Andrew drifted back over to the window and smiled. “I was kicked out of the Scouts
when I was twelve.”

Both men laughed.

“So what brings you out on a school night?” asked the driver in a gamesome tone.

“Just a late dinner in town.”

“By yourself?”

Andrew sighed. “That probably would have worked out better.”

An uncomfortable muteness fell between the two, and Andrew silently scoffed at the
strangeness of the conversation.

The flakes of snow that fell from the sky seemed as if they were growing in size.
The frosty air made Andrew raise his cupped hands to his mouth and blow into them.
He eyed his own car parked along the exit ramp as the whine of spinning tires again
ascended from the bottom of the gully.

“There’s no sense in you hanging out here man,” said the driver. “He’s okay. And
like I said, the police are on their way. I’ll catch them up to speed.”

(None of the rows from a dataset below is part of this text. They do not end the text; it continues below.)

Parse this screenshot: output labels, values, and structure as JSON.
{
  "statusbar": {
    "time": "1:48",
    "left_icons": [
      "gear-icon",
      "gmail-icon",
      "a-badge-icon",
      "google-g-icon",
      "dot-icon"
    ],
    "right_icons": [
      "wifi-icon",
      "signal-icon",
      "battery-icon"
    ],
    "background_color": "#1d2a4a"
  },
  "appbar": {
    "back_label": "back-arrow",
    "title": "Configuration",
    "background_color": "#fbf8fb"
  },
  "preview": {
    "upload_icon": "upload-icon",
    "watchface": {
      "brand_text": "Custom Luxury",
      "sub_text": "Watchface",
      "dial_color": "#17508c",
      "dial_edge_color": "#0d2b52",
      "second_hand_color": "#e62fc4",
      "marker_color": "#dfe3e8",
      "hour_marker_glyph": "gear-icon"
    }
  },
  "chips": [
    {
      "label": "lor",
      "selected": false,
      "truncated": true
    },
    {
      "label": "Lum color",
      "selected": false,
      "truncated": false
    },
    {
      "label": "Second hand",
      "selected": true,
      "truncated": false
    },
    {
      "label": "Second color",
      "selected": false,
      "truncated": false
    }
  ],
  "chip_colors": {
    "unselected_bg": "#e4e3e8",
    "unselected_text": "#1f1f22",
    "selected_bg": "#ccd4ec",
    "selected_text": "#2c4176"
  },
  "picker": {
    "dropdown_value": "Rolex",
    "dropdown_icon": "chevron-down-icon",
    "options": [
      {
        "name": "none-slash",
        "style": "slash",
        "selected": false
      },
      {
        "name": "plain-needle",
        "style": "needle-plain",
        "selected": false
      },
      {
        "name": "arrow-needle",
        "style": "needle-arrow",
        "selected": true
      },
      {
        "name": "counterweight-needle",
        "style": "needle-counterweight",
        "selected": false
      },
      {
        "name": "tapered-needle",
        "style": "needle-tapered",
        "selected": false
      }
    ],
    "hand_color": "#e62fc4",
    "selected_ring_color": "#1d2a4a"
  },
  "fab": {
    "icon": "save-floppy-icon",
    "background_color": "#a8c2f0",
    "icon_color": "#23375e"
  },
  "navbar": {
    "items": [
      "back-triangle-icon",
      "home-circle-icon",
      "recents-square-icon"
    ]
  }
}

Andrew took a moment to digest the man’s offer, and then nodded. “Yeah, I suppose
there’s no point in me sticking around out here in the cold.”

No sooner did he finish his remark than he heard the unmistakable thud of a car door
closing from down at the bottom of the hill. He turned his head and saw a dark, male
figure in what appeared to be a snug white t-shirt climbing up the hill toward them.
The climber
looked to be a large man with broad shoulders. Deep grunts of effort
bellowed from his mouth.

“Ah, shit!” The van driver suddenly appeared nervous again behind the thick lenses
of his glasses. He leaned forward and began fiddling with something below his steering
wheel. A second later, the engine cranked.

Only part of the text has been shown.